I hate manipulative memes, and I usually just scroll past rather than get upset with the person who posted them. Sometimes, though, if I know the person well and know that they have a sense of humour, I’ll post a contradictory one.
Wow, that’s quite an analysis, but, as Freud never said (and thank goodness, because I wouldn’t want to cite that crank), sometimes a cigar is just a cigar.
The whole analysis of meme speaker as adult and reader as child doesn’t make sense since the person with the “baby-like head” is clearly the speaker. I hate to see what sinister motivations they’d find in xkcd’s style.
Yes, “that’s called being an adult” is pretty snotty. That’s going to repel most people, so not quite the brilliant manipulation that’s being claimed.
I’d guess someone with minimal art talent whipped this up and sent it to a friend or group of friends that they thought were getting too worked up by politics as a way to tweak them, not convince them. I think it’s unlikely someone carefully crafted it using high-level psychological manipulation techniques.
I’d really hate to see everyone refusing to be friends with everyone that they have serious political disagreements. That would be a sad state of affairs. It’s the “smart” thing to say nobody really ever changes anyone else’s mind, but I do not think that is true given long periods of time. If you hang out with people that you determine are decent, and you’re exposed to a different point of view, over time you may come to find some of it makes sense and accept it.

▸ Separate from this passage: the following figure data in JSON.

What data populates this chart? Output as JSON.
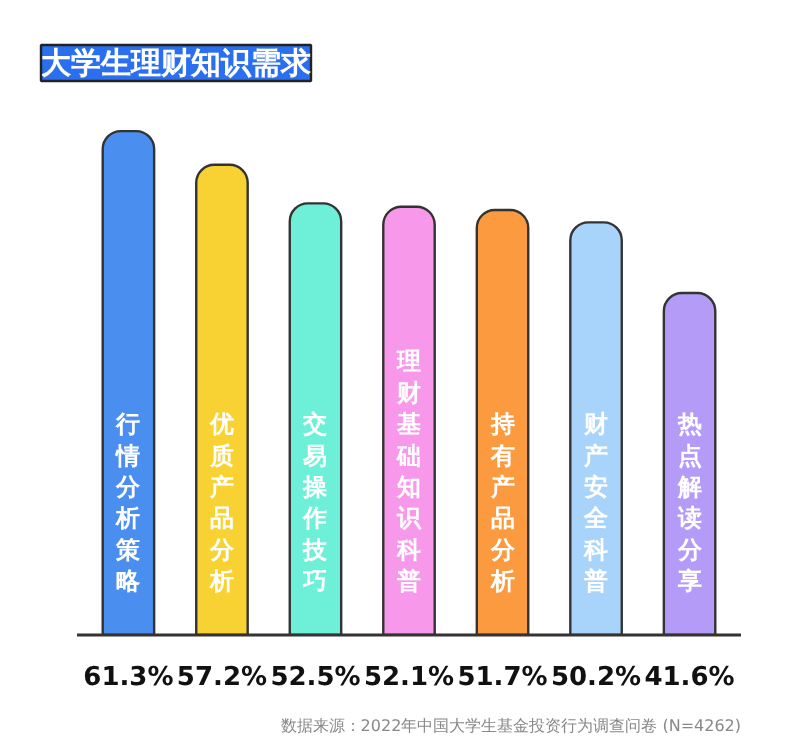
{
  "chart_data": {
    "type": "bar",
    "title": "大学生理财知识需求",
    "categories": [
      "行情分析策略",
      "优质产品分析",
      "交易操作技巧",
      "理财基础知识科普",
      "持有产品分析",
      "财产安全科普",
      "热点解读分享"
    ],
    "values": [
      61.3,
      57.2,
      52.5,
      52.1,
      51.7,
      50.2,
      41.6
    ],
    "value_labels": [
      "61.3%",
      "57.2%",
      "52.5%",
      "52.1%",
      "51.7%",
      "50.2%",
      "41.6%"
    ],
    "colors": [
      "#4a8ef0",
      "#f8d232",
      "#6ef0d8",
      "#f898ea",
      "#fb9a3e",
      "#a8d4fb",
      "#b49bf7"
    ],
    "annotations": [
      "数据来源：2022年中国大学生基金投资行为调查问卷 (N=4262)"
    ]
  }
}
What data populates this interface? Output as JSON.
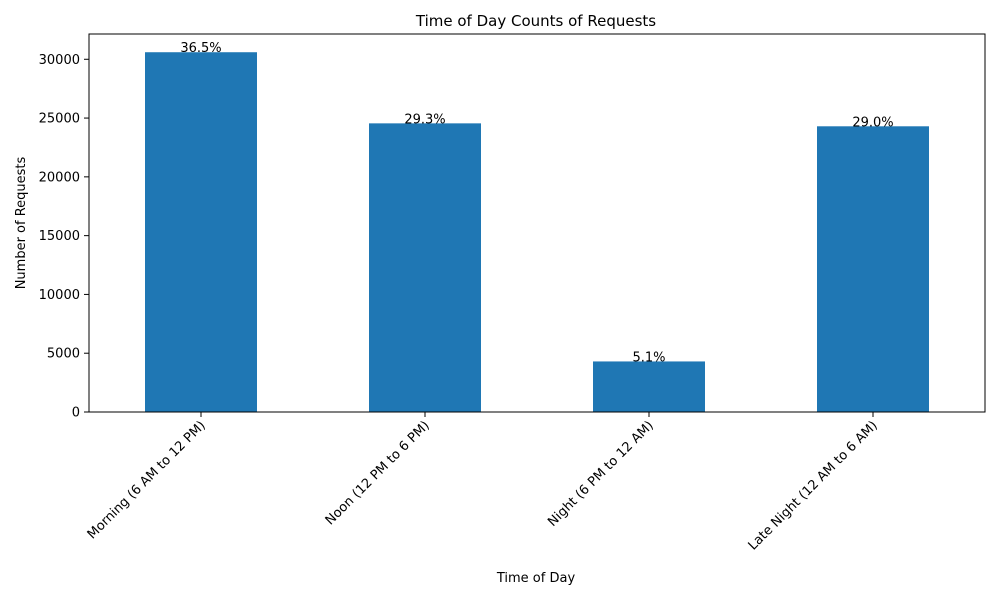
{
  "chart_data": {
    "type": "bar",
    "title": "Time of Day Counts of Requests",
    "xlabel": "Time of Day",
    "ylabel": "Number of Requests",
    "categories": [
      "Morning (6 AM to 12 PM)",
      "Noon (12 PM to 6 PM)",
      "Night (6 PM to 12 AM)",
      "Late Night (12 AM to 6 AM)"
    ],
    "values": [
      30600,
      24550,
      4300,
      24300
    ],
    "bar_labels": [
      "36.5%",
      "29.3%",
      "5.1%",
      "29.0%"
    ],
    "yticks": [
      0,
      5000,
      10000,
      15000,
      20000,
      25000,
      30000
    ],
    "ylim": [
      0,
      32150
    ],
    "xtick_rotation": 45,
    "grid": false,
    "bar_color": "#1f77b4"
  }
}
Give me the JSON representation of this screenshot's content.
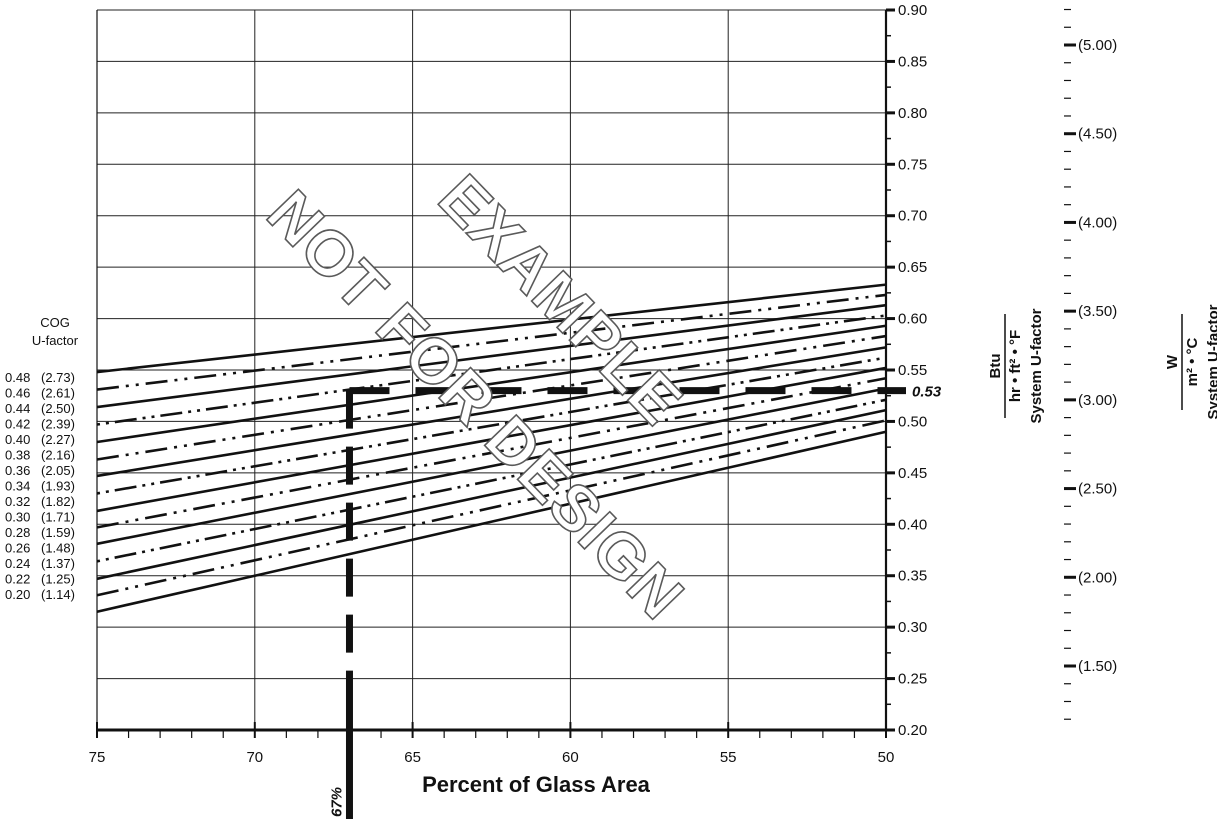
{
  "chart_data": {
    "type": "line",
    "xlabel": "Percent of Glass Area",
    "x_ticks": [
      "75",
      "70",
      "65",
      "60",
      "55",
      "50"
    ],
    "xlim": [
      75,
      50
    ],
    "ylim": [
      0.2,
      0.9
    ],
    "y_ticks": [
      "0.20",
      "0.25",
      "0.30",
      "0.35",
      "0.40",
      "0.45",
      "0.50",
      "0.55",
      "0.60",
      "0.65",
      "0.70",
      "0.75",
      "0.80",
      "0.85",
      "0.90"
    ],
    "y_label_num": "Btu",
    "y_label_den": "hr • ft² • °F",
    "y_label_name": "System U-factor",
    "si_ticks": [
      "(1.50)",
      "(2.00)",
      "(2.50)",
      "(3.00)",
      "(3.50)",
      "(4.00)",
      "(4.50)",
      "(5.00)"
    ],
    "si_values": [
      1.5,
      2.0,
      2.5,
      3.0,
      3.5,
      4.0,
      4.5,
      5.0
    ],
    "si_label_num": "W",
    "si_label_den": "m² • °C",
    "si_label_name": "System U-factor",
    "legend_title_1": "COG",
    "legend_title_2": "U-factor",
    "series": [
      {
        "name": "0.48",
        "si": "(2.73)",
        "style": "solid",
        "values": [
          [
            75,
            0.548
          ],
          [
            50,
            0.633
          ]
        ]
      },
      {
        "name": "0.46",
        "si": "(2.61)",
        "style": "dash",
        "values": [
          [
            75,
            0.531
          ],
          [
            50,
            0.623
          ]
        ]
      },
      {
        "name": "0.44",
        "si": "(2.50)",
        "style": "solid",
        "values": [
          [
            75,
            0.514
          ],
          [
            50,
            0.613
          ]
        ]
      },
      {
        "name": "0.42",
        "si": "(2.39)",
        "style": "dotted",
        "values": [
          [
            75,
            0.497
          ],
          [
            50,
            0.603
          ]
        ]
      },
      {
        "name": "0.40",
        "si": "(2.27)",
        "style": "solid",
        "values": [
          [
            75,
            0.48
          ],
          [
            50,
            0.593
          ]
        ]
      },
      {
        "name": "0.38",
        "si": "(2.16)",
        "style": "dash",
        "values": [
          [
            75,
            0.463
          ],
          [
            50,
            0.583
          ]
        ]
      },
      {
        "name": "0.36",
        "si": "(2.05)",
        "style": "solid",
        "values": [
          [
            75,
            0.447
          ],
          [
            50,
            0.572
          ]
        ]
      },
      {
        "name": "0.34",
        "si": "(1.93)",
        "style": "dotted",
        "values": [
          [
            75,
            0.43
          ],
          [
            50,
            0.562
          ]
        ]
      },
      {
        "name": "0.32",
        "si": "(1.82)",
        "style": "solid",
        "values": [
          [
            75,
            0.413
          ],
          [
            50,
            0.552
          ]
        ]
      },
      {
        "name": "0.30",
        "si": "(1.71)",
        "style": "dash",
        "values": [
          [
            75,
            0.397
          ],
          [
            50,
            0.542
          ]
        ]
      },
      {
        "name": "0.28",
        "si": "(1.59)",
        "style": "solid",
        "values": [
          [
            75,
            0.381
          ],
          [
            50,
            0.532
          ]
        ]
      },
      {
        "name": "0.26",
        "si": "(1.48)",
        "style": "dotted",
        "values": [
          [
            75,
            0.364
          ],
          [
            50,
            0.521
          ]
        ]
      },
      {
        "name": "0.24",
        "si": "(1.37)",
        "style": "solid",
        "values": [
          [
            75,
            0.347
          ],
          [
            50,
            0.511
          ]
        ]
      },
      {
        "name": "0.22",
        "si": "(1.25)",
        "style": "dash",
        "values": [
          [
            75,
            0.331
          ],
          [
            50,
            0.501
          ]
        ]
      },
      {
        "name": "0.20",
        "si": "(1.14)",
        "style": "solid",
        "values": [
          [
            75,
            0.315
          ],
          [
            50,
            0.49
          ]
        ]
      }
    ],
    "example": {
      "x": 67,
      "y": 0.53,
      "x_label": "67%",
      "y_label": "0.53"
    },
    "watermark_1": "NOT FOR DESIGN",
    "watermark_2": "EXAMPLE",
    "grid": true,
    "colors": {
      "ink": "#111111",
      "watermark_stroke": "#5a5a5a"
    }
  }
}
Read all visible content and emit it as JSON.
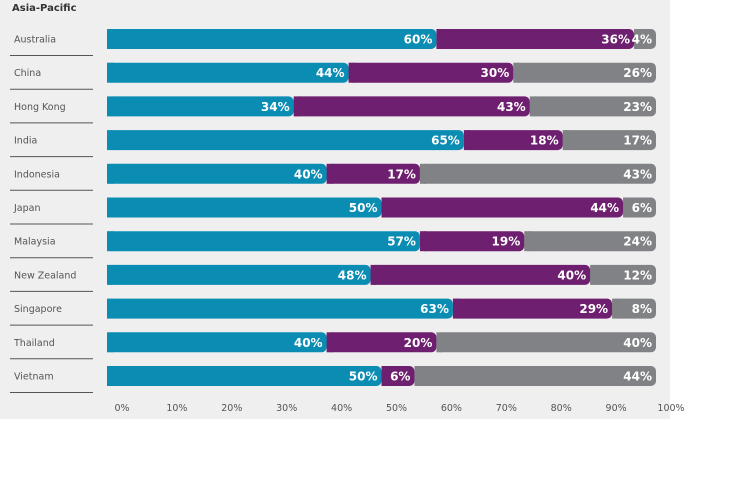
{
  "region": "Asia-Pacific",
  "colors": {
    "series1": "#0b8db3",
    "series2": "#6e1f6f",
    "series3": "#808285",
    "background": "#efefef"
  },
  "chart_data": {
    "type": "bar",
    "orientation": "horizontal",
    "stacked": true,
    "title": "Asia-Pacific",
    "categories": [
      "Australia",
      "China",
      "Hong Kong",
      "India",
      "Indonesia",
      "Japan",
      "Malaysia",
      "New Zealand",
      "Singapore",
      "Thailand",
      "Vietnam"
    ],
    "series": [
      {
        "color": "#0b8db3",
        "values": [
          60,
          44,
          34,
          65,
          40,
          50,
          57,
          48,
          63,
          40,
          50
        ]
      },
      {
        "color": "#6e1f6f",
        "values": [
          36,
          30,
          43,
          18,
          17,
          44,
          19,
          40,
          29,
          20,
          6
        ]
      },
      {
        "color": "#808285",
        "values": [
          4,
          26,
          23,
          17,
          43,
          6,
          24,
          12,
          8,
          40,
          44
        ]
      }
    ],
    "xlim": [
      0,
      100
    ],
    "xticks": [
      "0%",
      "10%",
      "20%",
      "30%",
      "40%",
      "50%",
      "60%",
      "70%",
      "80%",
      "90%",
      "100%"
    ],
    "value_suffix": "%",
    "grid": false,
    "legend": "none"
  }
}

Most people aren’t sinister. A lot of conservatives have good motivations for their beliefs. A lot of them will consider other viewpoints. If you decide they’re Nazis and shun them, that’s never going to happen. Look at the red and blue political maps and tell me that sea of red doesn’t make you nervous. You’re not going to shrink it by giving up on the people that live there.
And maybe you’d even learn something from them. The Democrats used to be the party that stood up for the poor shitkickers. Now a lot of those people feel the Democrats are coastal snobs who don’t care about them except to lecture them about how backwards they are and to force them to have men in women’s bathrooms. Meanwhile progressive are flabbergasted that people vote against what they see as their own self-interest. We need more coming together here, not less.
Skeletor…”a lot of those people feel the Democrats are coastal snobs who don’t care about them except to lecture them about how backwards they are” because they’ve been told that by a pack of liars. It’s not an actual fact. The Dems don’t do nearly enough for the poor shitkickers, because they’re too busy trying to be “moderate” and “electable” and blah blah blah, but Republicans just outright give them the shaft.
I mean…”coastal snobs”? Come on. How could that be anything but hack-political bullshit?
No, I don’t think so. It’s actually fairly sophisticated. A naive drawer almost always places the eyes too high, for one thing, and the artist knew what s/he was doing with those hands. Hands are hard.
This is pretend-naive drawing. The real thing looks different.